I looked into the ID3 2.4 spec, and it’s not too bad reading the ID3 metadata from an mp3 file, but the data varies wildly depending on what ripping tool produced the mp3, and (surprisingly) what players have played the file. Windows Media Player likes to annotate the files when they are played.
There are a bunch of Python implementations of ID3 tagging out there, but ID3 keeps changing and the ones I could find were for older versions. I hacked around with adding the latest stuff, but the disparity of actual tags in my files left me discouraged.
By the way: the ID3 spec describes itself as “an informal standard”. I guess the author means that the standard has not been created under the stewardship of an official standards body. The document itself is the farthest thing from informal that I could imagine.
OK, so I could read the ID3 data from the file where it exists, but the m3u file also wants the length (in seconds) of the mp3 file. This information seems to be stored nowhere. I’m guessing most tools compute the length by examining the mp3 frames themselves.

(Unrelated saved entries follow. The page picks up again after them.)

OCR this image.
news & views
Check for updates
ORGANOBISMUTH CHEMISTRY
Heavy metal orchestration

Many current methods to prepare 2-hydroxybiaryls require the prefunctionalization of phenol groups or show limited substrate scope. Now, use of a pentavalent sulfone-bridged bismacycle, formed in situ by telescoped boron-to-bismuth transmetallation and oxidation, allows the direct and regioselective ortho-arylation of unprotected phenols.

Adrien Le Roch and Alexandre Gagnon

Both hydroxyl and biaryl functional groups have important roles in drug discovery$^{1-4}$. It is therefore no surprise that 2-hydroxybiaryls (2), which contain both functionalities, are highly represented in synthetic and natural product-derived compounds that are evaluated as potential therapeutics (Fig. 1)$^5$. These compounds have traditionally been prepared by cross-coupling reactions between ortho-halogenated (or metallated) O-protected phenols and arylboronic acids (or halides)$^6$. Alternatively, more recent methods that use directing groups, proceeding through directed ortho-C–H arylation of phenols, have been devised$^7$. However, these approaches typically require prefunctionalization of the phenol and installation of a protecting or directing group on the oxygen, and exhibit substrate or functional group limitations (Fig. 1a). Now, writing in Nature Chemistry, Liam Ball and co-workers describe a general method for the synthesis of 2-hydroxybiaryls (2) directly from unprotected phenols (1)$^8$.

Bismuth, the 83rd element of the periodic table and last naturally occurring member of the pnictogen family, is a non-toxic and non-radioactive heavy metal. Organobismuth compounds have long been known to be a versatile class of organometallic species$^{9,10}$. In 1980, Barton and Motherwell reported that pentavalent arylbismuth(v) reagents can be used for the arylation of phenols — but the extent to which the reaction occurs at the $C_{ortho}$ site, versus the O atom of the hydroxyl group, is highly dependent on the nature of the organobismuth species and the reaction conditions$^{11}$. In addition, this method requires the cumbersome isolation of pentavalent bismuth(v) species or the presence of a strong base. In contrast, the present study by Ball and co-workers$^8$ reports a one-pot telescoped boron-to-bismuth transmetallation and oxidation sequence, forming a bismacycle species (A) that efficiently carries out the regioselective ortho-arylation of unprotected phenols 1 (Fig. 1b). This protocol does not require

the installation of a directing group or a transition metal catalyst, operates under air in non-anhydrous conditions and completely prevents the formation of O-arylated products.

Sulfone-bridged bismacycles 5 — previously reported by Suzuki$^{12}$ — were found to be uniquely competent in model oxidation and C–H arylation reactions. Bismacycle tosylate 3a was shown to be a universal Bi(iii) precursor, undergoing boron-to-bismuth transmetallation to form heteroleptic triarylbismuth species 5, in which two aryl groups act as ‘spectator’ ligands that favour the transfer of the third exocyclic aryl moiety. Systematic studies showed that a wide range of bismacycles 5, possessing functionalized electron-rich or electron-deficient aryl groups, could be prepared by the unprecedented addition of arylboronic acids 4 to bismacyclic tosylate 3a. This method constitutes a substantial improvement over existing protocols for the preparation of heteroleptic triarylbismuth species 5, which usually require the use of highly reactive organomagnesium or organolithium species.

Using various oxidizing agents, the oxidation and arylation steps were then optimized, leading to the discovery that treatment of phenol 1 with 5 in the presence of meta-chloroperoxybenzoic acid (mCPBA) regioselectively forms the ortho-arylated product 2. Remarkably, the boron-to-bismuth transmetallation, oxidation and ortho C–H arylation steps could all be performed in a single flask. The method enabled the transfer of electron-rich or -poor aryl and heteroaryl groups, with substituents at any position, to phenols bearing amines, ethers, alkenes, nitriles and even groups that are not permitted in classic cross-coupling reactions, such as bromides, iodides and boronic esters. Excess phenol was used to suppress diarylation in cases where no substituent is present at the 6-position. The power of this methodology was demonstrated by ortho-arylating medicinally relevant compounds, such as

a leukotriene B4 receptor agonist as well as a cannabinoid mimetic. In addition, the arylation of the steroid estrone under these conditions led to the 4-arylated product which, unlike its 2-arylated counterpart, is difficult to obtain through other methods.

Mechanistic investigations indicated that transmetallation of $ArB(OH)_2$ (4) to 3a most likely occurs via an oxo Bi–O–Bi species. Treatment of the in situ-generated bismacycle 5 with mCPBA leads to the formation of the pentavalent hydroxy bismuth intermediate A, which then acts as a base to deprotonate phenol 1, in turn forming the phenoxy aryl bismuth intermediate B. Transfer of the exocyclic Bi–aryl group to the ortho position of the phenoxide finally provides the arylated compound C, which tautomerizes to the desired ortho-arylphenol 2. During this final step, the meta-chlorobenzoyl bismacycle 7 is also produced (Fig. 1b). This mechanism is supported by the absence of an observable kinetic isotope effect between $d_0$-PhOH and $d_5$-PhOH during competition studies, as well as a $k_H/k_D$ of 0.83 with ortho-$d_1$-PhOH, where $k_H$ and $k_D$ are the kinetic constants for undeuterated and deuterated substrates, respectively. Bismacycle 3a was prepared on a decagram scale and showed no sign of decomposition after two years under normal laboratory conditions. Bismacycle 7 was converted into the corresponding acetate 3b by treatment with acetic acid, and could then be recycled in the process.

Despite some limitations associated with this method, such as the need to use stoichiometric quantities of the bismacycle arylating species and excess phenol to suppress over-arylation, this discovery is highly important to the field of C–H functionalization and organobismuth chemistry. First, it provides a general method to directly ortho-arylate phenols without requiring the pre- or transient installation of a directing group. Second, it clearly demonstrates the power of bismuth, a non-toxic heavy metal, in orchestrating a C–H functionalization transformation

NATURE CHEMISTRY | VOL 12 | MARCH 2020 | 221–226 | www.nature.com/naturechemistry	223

This theory is boosted by the fact that a few of them get the length wrong for variable bit rate files, presumably because they examine the first frame, then assume all other frames are the same rate (and that the file is almost all data frames).
At this point, I gave up. What’s the fun in dealing with dirty data? Does anyone have a tool that does what I want? My mp3’s are in directories by artist and album, and I’d love to have a .m3u file in each directory that listed all the mp3’s beneath it.
Update: In January 2004 I finally got a complete solution together.